I guess on the UK and South American things, they didn't follow thru too well... heh.


I believe in the early 60's, the fanzine ALTER EGO was prevented from doing much CAPTAIN MARVEL stuff, because of the agreement. I forget if I heard that Fawcett actually sent them a "cease and desist" letter after AE did one issue focused on CM.


Jules Feiffer's book THE GREAT COMIC BOOK HEROES (1965) was prevented from so much as reprinting a single CM story because of the agreement, and only managed ONE PAGE, for reference.


But then Myron Fass put out a comic called "CAPTAIN MARVEL" about a red-clothed android (created by Carl Burgos-- gee, where have we heard that name before?), and it pissed off Martin Goodman, because he felt readers would mistake it for one of HIS "Marvel Comics".
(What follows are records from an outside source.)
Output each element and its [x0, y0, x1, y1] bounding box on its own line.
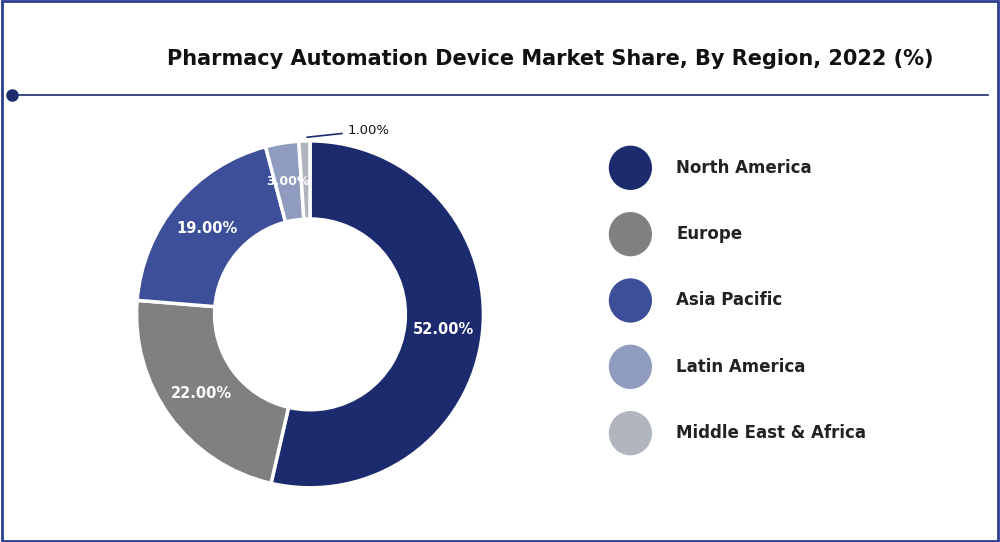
Wedge shape — [299, 141, 310, 219]
Text: 22.00%: 22.00% — [171, 386, 232, 401]
Text: North America: North America — [676, 159, 812, 177]
Wedge shape — [137, 300, 289, 483]
Text: 1.00%: 1.00% — [307, 124, 390, 137]
Text: 19.00%: 19.00% — [176, 221, 238, 236]
Text: RESEARCH: RESEARCH — [33, 70, 91, 81]
Text: Latin America: Latin America — [676, 358, 805, 376]
Wedge shape — [137, 147, 286, 307]
Wedge shape — [271, 141, 483, 488]
Text: Europe: Europe — [676, 225, 742, 243]
Text: 3.00%: 3.00% — [267, 175, 310, 188]
Circle shape — [610, 212, 651, 256]
Text: Asia Pacific: Asia Pacific — [676, 292, 782, 309]
Text: Middle East & Africa: Middle East & Africa — [676, 424, 866, 442]
Text: Pharmacy Automation Device Market Share, By Region, 2022 (%): Pharmacy Automation Device Market Share,… — [167, 49, 933, 69]
Circle shape — [610, 279, 651, 322]
Text: 52.00%: 52.00% — [413, 322, 474, 337]
Circle shape — [610, 345, 651, 388]
Text: PRECEDENCE: PRECEDENCE — [26, 30, 98, 41]
Circle shape — [610, 412, 651, 455]
Wedge shape — [266, 141, 304, 222]
Circle shape — [610, 146, 651, 189]
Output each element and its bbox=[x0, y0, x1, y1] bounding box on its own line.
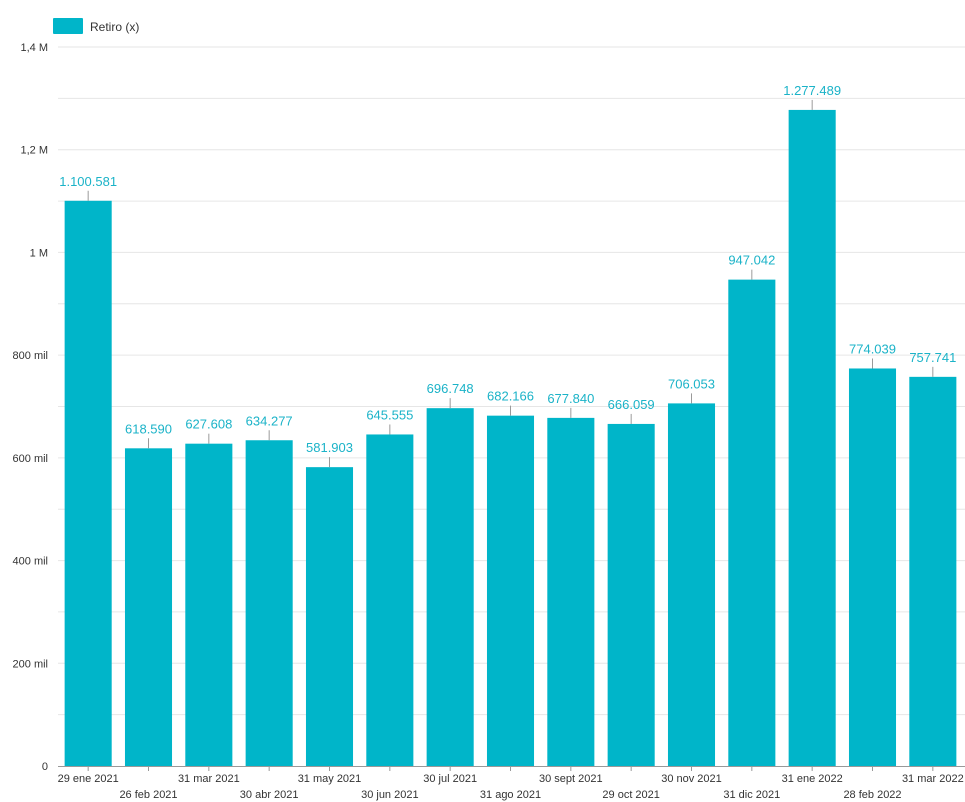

The M.F. Enterprises series didn't last... and before long, Martin Goodman told Stan Lee to create a character called "CAPTAIN MARVEL" so MARVEL could publish it. Before long, he secured the Trademark for the magazine title, so NOBODY else could put one out with that name.


A few years later, DC LICENSED the original character from Fawcett (who still owned it), but, prevented from using "CM" as a magazine title, put "CM" out in a book titled "SHAZAM!"


Years later, DC bought the character outright from Fawcett.